I did learn from dad, but sometimes learned what not to do. I worked hard, and was no slacker in my generation of physicians.  But I spent more time with my boys.  And I was a much better businessman.  So when it came time to retire I could do so on my terms.   It's been good years since I hung up the stethoscope.  Dad, not so much.  Work was his life.  He eventually joined a group practice that had a mandatory retirement age of 70.  He worked right up to the end, and so did not get the enjoyable decade I've had since 60.  Sadly, after retirement he was idle, a bit lost.   And what he'd lost was the thing that structured his schedule, his days and his nights.  I think he genuinely enjoyed being a doctor; helping people.  To some extent he also used work as his way to avoid difficult things at home.

As is sometimes the case I start out writing one story and end up somewhere unexpected.  

Friday, January 2, 2026

Remembering Dad- Ten Years On...

It's that curious gap between the holidays and the swirling chaos of robotics season.  There's not that much going on.  Perhaps its time for a bit of reflection.  Specifically on the subject of my father, who died ten years ago this month.

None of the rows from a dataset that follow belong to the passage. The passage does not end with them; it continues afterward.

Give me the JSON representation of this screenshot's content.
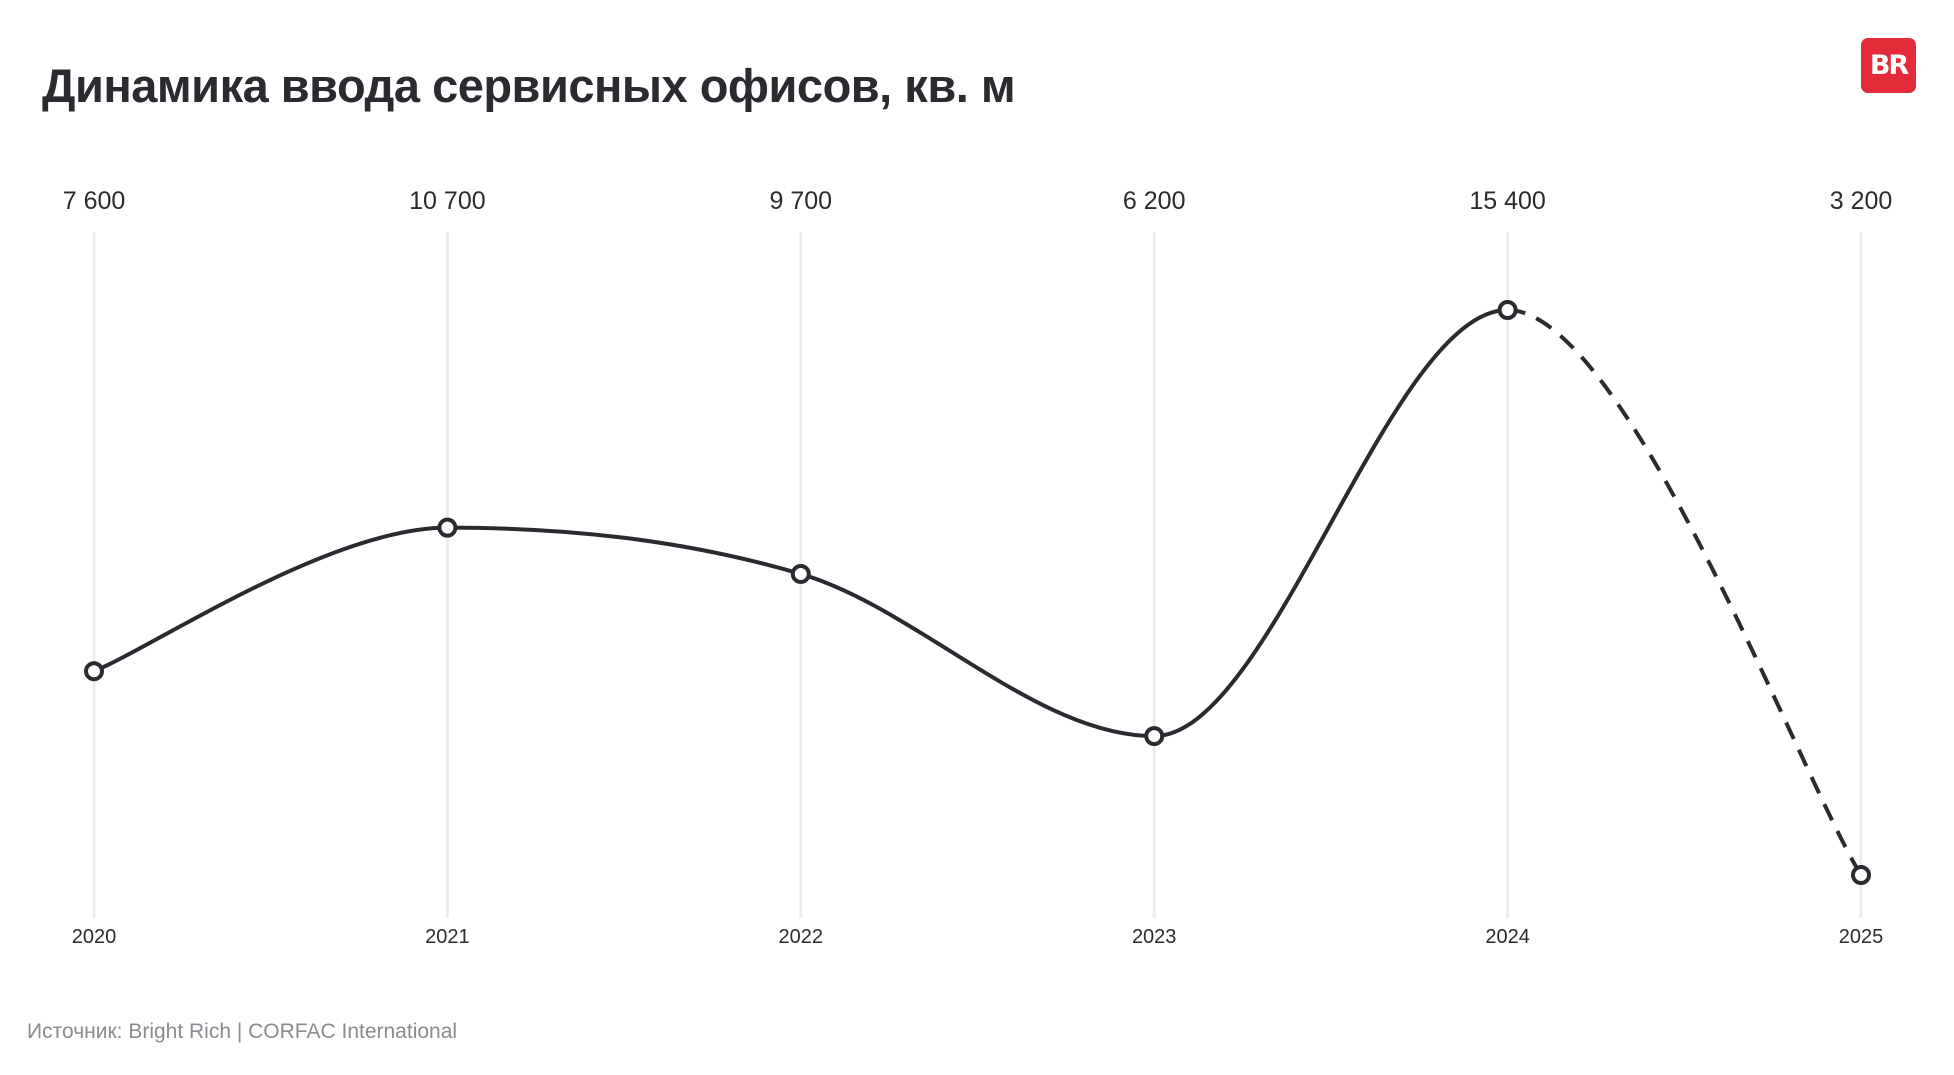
{
  "title": "Динамика ввода сервисных офисов, кв. м",
  "logo_text": "BR",
  "source": "Источник: Bright Rich | CORFAC International",
  "colors": {
    "line": "#2a2a30",
    "grid": "#ececef",
    "logo_bg": "#e32b3a",
    "source_text": "#8a8a90"
  },
  "chart_data": {
    "type": "line",
    "title": "Динамика ввода сервисных офисов, кв. м",
    "categories": [
      "2020",
      "2021",
      "2022",
      "2023",
      "2024",
      "2025"
    ],
    "values": [
      7600,
      10700,
      9700,
      6200,
      15400,
      3200
    ],
    "value_labels": [
      "7 600",
      "10 700",
      "9 700",
      "6 200",
      "15 400",
      "3 200"
    ],
    "smooth": true,
    "forecast_from_index": 4,
    "forecast_style": "dashed",
    "markers": "hollow-circle",
    "grid": "vertical",
    "xlabel": "",
    "ylabel": ""
  }
}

I remember a lecturer in Med School saying "It is a wise man who truly knows his father".  Now, as it happens, he was being a bit of a smart aleck at the time.  It was a Genetics course and he was alluding to the question of official vs actual paternity, one that vexed many who studied the field in early days.  Now, heck, a simple swab will show you the twisty branches of your family tree on both sides clear back to Adam and Eve.

I didn't know it at the time, and maybe he didn't either, but he was quoting Homer from the Odyssey.  

But I'm certainly not talking about knowing who my father was in the sense of DNA.  No, as I get older, and as I pass the same way posts he did, I wonder if my image of him grows blurrier or clearer?

Obituaries are such terse summations.  I have creative offspring, and do expect a better effort.  In whatever format exists at that point.  Perhaps I'll be in the last generation who will have eloquent obituaries and eulogies.  It will just be easier to have AI write them all before too long.

Anyway, bear with me for a few memories of dad in the weeks ahead.